Wang et al. have reported the discovery with ASKAP of a highly-polarized, highly-variable, steep-spectrum radio source The source, ASKAP J173608.2−321635, is located toward the centre of our Galaxy and was detected six times in 2020 as part of the ASKAP Variables and Slow Transients (VAST) survey. It exhibited an unusually high degree (∼ 25%) of circular polarization when it was visible. Follow-up observations with the MeerKAT telescope in South Africa revealed strong time-variability, being undetectable at first, then brightening, before fading rapidly with a timescale of one day. Various origins were considered, including a low-mass star/substellar object with extremely low infrared luminosity, a pulsar with scatter-broadened pulses, a transient magnetar, or a Galactic Center Radio Transient. But none of these fully explains the observations, which suggests that this source may represent part of a new class of objects being discovered through radio imaging surveys.

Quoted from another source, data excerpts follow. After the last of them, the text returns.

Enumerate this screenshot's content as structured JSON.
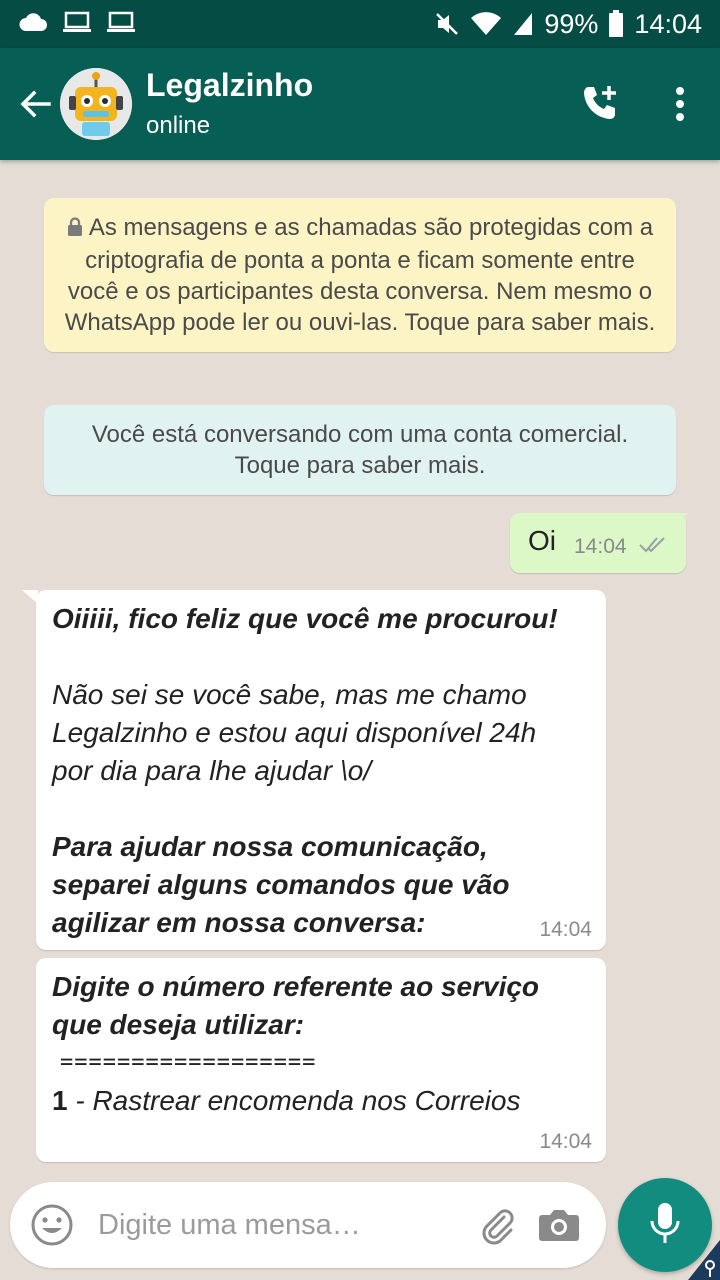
{
  "status_bar": {
    "battery": "99%",
    "time": "14:04",
    "icons": [
      "cloud-icon",
      "laptop-icon",
      "laptop-icon",
      "mute-icon",
      "wifi-icon",
      "signal-icon",
      "battery-icon"
    ]
  },
  "header": {
    "contact_name": "Legalzinho",
    "presence": "online",
    "icons": [
      "back-arrow-icon",
      "robot-avatar",
      "add-call-icon",
      "more-vert-icon"
    ]
  },
  "chat": {
    "encryption_notice": "As mensagens e as chamadas são protegidas com a criptografia de ponta a ponta e ficam somente entre você e os participantes desta conversa. Nem mesmo o WhatsApp pode ler ou ouvi-las. Toque para saber mais.",
    "business_notice_line1": "Você está conversando com uma conta comercial.",
    "business_notice_line2": "Toque para saber mais.",
    "outgoing": {
      "text": "Oi",
      "time": "14:04",
      "status": "delivered"
    },
    "incoming1": {
      "line1": "Oiiiii, fico feliz que você me procurou!",
      "para2_l1": "Não sei se você sabe, mas me chamo",
      "para2_l2": "Legalzinho e estou aqui disponível 24h",
      "para2_l3": "por dia para lhe ajudar \\o/",
      "para3_l1": "Para ajudar nossa comunicação,",
      "para3_l2": "separei alguns comandos que vão",
      "para3_l3": "agilizar em nossa conversa:",
      "time": "14:04"
    },
    "incoming2": {
      "line1": "Digite o número referente ao serviço",
      "line2": "que deseja utilizar:",
      "separator": "==================",
      "option_number": "1",
      "option_text": " - Rastrear encomenda nos Correios",
      "time": "14:04"
    }
  },
  "composer": {
    "placeholder": "Digite uma mensa…"
  },
  "colors": {
    "header": "#075e54",
    "status_bar": "#054d44",
    "chat_bg": "#e5ddd5",
    "outgoing_bubble": "#dcf8c6",
    "mic_button": "#128c7e",
    "encryption_notice_bg": "#fdf4c5",
    "business_notice_bg": "#e1f3f1"
  }
}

The upper panels above show ASKAP images of ASKAP J173608.2−321635 (centered at 888 MHz). Each image is 10 arcminutes on a side. The “off” image observed on 2019 April 28 is shown in in panel (a), the “on” image observed on 2020 January 11 is shown in panel (b) and the circular polarisation (Stokes V) image from 2020 January 11 is shown in panel (c). images. The lower panels show MeerKAT L-band images of ASKAP J173608.2−321635. Each image is 10 arcminute on a side. The “off” image observed on 2021 January 19 is shown in panel (d), the “on” image observed on 2021 February 07 is shown in panel (e) and Stokes V image from 2021 February 07 in panel (f). The color scales are the same for all of these images.